Having the computer in the studio also enables me to be able to create various promotional material for my business. And I'm planning to write a business plan. I was in business with two other people about 10 years ago, and we wrote a business plan. Potentially it can be a great deal of work, but it can also be very enlightening and motivating. That's my hope for myself. I need to know where I'm going, how long it will take me to get there, and what I need to do along the way. I don't want to just drift along with no plan the way I have been so far.

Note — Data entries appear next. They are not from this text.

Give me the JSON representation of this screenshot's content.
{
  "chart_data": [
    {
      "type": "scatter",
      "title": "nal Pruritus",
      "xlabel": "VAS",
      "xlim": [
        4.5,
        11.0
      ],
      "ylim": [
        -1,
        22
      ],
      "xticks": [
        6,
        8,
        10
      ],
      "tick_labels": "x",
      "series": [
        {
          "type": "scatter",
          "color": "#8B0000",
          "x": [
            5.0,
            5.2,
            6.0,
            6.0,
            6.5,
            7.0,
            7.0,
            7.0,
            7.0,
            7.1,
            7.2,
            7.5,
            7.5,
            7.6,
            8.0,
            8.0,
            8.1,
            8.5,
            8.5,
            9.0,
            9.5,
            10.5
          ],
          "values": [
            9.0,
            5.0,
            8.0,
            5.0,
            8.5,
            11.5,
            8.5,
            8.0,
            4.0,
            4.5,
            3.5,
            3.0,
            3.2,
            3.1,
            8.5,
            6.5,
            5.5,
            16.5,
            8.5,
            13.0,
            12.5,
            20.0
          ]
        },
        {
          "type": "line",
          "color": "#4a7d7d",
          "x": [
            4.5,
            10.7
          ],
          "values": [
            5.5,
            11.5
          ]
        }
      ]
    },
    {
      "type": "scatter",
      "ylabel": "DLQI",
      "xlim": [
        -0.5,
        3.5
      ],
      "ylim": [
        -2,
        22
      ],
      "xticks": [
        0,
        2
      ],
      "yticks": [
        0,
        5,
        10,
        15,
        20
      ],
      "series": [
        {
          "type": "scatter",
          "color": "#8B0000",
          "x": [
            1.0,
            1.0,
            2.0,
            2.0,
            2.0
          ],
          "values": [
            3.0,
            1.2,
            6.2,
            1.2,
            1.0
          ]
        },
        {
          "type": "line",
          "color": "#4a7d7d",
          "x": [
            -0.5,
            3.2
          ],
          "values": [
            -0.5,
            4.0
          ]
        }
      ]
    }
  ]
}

It's so incredible to be sitting here in this historic building, built in 1935, looking up at a high-tech flatscreen monitor. My studio is furnished with period pieces for the most part, and the monitor reminds me of the way the old and the new coexist together. The computer definitely adds a sophistication to my studio, an acknowledgement that I know what I'm doing, that I know my way around the high-tech world, at least to some extent. Using the computer to keep track of inventory, goals in a business plan, new items on a supplier's website, local art exhibits in town, and my photographs, to name a few, gives the computer an important place in a person's life. Some would argue that the computer becomes an extension of yourself, a place to do some of the things your mind and body can't do on it's own. You can become very dependent on it.

I spent the main part of the day sitting at my outside worktable. I kept thinking about the computer sitting on my desk, running, and I was tempted to come inside a use it, but I resisted. Instead, I finished up three bracelets that I started yesterday, on my day off, and also created a new necklace. The necklace is not quite finished and there's another that I started yesterday that I need to finish tomorrow.

I went to the bead supplier after I closed the studio this afternoon to get some crystals to finish the necklace I started and to begin another one. I have a photograph of some necklaces sold at a very high-end department store that have inspired me to create something similar. And I needed to get some beads to create it. I've finally decided that no matter how many beads I have, I'll always need something else. However, when I buy beads now, I try to make up at least half of what I buy into jewelry before I buy something new.